On March 31, 2012, from 8:30pm to 9:30pm, households, businesses, and governments will shut off their lights for one hour as a symbolic vote against global climate change. Observers of Earth Hour want world leaders to “do something” about pollution and limit energy use. While most people celebrating the hour simply want to live in a cleaner environment (nothing wrong with that) the real agenda of Earth Hour organizers is to get politicians around the world to use sanctions and taxation to prevent individuals from being able to freely use Earth’s resources, hindering our ability to create the solutions and technologies of the future.
While it is every person’s right to decide if they want to conserve energy for any reason it should not be their right to impose their beliefs or opinions on others. The only way we achieve technology that is “greener” is by building on older “dirtier” technology. If we slow down the process by increasing the costs of utilizing resources and energy it will simply take that much longer to reach more environmentally friendly solutions.

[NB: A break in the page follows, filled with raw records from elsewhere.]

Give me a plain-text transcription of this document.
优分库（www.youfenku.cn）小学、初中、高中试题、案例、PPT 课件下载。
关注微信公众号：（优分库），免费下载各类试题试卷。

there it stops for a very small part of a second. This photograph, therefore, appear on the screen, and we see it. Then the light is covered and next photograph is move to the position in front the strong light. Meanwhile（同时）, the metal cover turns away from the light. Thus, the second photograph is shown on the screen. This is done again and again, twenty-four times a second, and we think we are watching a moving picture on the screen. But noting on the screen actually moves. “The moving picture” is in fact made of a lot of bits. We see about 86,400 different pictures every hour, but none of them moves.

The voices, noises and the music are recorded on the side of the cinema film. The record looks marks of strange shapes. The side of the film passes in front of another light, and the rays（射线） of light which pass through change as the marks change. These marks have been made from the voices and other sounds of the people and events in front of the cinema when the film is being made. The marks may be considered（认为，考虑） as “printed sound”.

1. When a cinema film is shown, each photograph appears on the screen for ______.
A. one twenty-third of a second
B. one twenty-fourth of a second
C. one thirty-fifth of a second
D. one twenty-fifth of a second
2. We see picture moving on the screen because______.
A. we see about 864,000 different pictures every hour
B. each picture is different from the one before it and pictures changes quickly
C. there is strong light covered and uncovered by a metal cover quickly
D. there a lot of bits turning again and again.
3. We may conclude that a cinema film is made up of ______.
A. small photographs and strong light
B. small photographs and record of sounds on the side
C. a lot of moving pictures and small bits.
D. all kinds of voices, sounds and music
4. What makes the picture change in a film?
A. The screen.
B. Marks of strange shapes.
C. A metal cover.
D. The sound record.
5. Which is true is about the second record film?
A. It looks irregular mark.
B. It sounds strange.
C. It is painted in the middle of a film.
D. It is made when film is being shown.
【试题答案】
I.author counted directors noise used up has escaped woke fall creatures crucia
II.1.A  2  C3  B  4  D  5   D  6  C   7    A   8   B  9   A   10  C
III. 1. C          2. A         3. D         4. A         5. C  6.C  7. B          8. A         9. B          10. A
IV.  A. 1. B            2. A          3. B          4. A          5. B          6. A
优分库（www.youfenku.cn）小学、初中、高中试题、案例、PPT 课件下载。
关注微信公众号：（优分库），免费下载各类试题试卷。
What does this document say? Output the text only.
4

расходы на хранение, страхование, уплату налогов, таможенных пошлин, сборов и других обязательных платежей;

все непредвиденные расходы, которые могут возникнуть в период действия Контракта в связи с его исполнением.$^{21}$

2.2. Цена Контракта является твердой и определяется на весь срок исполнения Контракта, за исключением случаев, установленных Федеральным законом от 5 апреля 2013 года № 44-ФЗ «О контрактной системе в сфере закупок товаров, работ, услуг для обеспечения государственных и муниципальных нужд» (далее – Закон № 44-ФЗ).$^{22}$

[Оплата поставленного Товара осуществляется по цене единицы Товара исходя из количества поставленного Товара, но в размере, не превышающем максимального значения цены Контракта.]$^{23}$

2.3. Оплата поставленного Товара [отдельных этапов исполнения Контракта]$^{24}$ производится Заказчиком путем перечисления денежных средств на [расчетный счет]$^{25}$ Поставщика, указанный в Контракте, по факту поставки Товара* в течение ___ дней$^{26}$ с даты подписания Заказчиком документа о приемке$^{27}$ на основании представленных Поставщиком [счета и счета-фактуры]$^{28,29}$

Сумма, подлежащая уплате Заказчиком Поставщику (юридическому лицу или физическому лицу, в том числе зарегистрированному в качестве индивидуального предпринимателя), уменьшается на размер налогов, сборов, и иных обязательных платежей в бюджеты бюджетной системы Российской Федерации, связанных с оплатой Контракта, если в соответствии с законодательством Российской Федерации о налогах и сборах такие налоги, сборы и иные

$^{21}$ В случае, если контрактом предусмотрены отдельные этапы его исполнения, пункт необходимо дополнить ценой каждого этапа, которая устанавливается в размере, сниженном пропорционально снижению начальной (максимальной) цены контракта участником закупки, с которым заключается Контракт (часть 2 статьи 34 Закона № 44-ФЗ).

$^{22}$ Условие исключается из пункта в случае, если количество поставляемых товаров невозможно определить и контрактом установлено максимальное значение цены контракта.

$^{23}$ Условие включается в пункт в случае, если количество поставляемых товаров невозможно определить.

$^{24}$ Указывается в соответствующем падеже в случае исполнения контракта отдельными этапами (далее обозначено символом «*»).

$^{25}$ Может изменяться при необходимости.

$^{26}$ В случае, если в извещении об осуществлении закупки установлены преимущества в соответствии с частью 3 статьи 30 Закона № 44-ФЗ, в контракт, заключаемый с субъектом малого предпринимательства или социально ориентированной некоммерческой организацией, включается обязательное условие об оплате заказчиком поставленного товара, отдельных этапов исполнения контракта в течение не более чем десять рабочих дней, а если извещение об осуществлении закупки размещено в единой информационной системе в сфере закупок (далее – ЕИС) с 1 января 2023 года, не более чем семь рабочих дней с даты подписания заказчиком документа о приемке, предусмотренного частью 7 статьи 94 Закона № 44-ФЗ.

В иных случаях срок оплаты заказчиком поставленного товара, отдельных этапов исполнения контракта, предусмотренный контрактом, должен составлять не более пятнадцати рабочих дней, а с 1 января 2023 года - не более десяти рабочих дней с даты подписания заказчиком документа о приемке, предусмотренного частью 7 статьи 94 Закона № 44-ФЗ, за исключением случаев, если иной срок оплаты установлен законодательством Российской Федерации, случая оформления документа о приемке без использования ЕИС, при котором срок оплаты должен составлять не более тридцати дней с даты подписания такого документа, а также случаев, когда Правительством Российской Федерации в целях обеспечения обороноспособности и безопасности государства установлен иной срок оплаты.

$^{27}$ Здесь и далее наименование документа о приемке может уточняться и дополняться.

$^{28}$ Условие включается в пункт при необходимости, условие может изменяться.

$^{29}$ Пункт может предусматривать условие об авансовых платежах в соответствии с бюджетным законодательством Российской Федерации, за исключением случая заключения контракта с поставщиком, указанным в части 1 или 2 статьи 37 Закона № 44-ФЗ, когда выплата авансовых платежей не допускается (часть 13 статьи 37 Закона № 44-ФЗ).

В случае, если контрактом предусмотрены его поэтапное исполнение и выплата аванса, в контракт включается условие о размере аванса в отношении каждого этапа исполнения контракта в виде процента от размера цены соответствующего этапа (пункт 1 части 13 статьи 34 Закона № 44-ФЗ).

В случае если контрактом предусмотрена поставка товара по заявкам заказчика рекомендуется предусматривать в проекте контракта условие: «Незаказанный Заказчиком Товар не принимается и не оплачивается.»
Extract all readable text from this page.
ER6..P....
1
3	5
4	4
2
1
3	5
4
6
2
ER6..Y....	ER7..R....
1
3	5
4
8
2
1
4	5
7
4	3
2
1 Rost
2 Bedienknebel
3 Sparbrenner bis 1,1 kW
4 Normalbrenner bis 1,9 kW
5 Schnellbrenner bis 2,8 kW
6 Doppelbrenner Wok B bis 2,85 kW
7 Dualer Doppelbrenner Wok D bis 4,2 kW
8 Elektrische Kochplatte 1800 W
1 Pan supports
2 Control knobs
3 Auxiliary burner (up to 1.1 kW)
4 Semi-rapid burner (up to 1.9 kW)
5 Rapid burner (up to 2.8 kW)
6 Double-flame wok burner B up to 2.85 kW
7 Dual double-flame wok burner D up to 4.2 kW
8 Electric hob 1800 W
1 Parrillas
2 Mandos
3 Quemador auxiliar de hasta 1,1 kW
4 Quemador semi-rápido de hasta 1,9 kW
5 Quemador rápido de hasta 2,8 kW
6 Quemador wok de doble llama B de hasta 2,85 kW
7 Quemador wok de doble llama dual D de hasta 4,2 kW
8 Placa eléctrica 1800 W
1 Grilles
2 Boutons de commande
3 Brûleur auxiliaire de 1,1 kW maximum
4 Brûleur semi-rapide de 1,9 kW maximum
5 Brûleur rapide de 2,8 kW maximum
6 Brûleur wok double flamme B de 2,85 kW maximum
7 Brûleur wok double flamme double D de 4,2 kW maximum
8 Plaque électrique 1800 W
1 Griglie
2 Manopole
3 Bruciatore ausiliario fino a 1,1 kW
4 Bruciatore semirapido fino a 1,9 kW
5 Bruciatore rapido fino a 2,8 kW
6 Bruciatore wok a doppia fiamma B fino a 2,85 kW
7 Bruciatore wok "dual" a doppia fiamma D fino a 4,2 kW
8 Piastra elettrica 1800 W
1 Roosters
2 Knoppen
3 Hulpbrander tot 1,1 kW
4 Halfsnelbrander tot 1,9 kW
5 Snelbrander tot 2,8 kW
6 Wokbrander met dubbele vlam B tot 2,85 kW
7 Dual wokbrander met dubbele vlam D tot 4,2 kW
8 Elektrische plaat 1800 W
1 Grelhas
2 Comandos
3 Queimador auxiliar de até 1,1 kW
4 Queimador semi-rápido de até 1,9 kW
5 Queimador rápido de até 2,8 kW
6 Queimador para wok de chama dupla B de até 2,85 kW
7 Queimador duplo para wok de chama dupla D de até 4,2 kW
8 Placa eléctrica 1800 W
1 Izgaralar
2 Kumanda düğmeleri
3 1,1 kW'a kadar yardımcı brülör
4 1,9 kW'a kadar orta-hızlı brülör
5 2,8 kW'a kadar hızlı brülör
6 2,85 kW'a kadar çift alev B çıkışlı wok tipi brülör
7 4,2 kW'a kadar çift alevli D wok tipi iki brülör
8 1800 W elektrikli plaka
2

To show that we do not agree with the environmentalists’ message, during Earth Hour CEI and thousands of our supporters around the world will be leaving our lights on and in fact we will be throwing a party! Human Achievement Hour is a celebration of individual freedom and appreciation of the accomplishments and innovations of humans throughout history. To celebrate participants need only to spend the 8:30pm to 9:30pm hour on March 31 enjoying the benefits of free enterprise and human innovation: gather with friends in the warmth of a heated home, watch television, take a hot shower, drink a beer, call a loved one on the phone, or listen to music. HAH celebrants can also utilize one of man’s greatest achievements, the Internet, to join CEI’s in-house party, which will be streaming live on the Web at www.cei.org/hah beginning at 8pm (EDT) and you can use the chat function to tell us how you are celebrating human achievement in your neighborhood.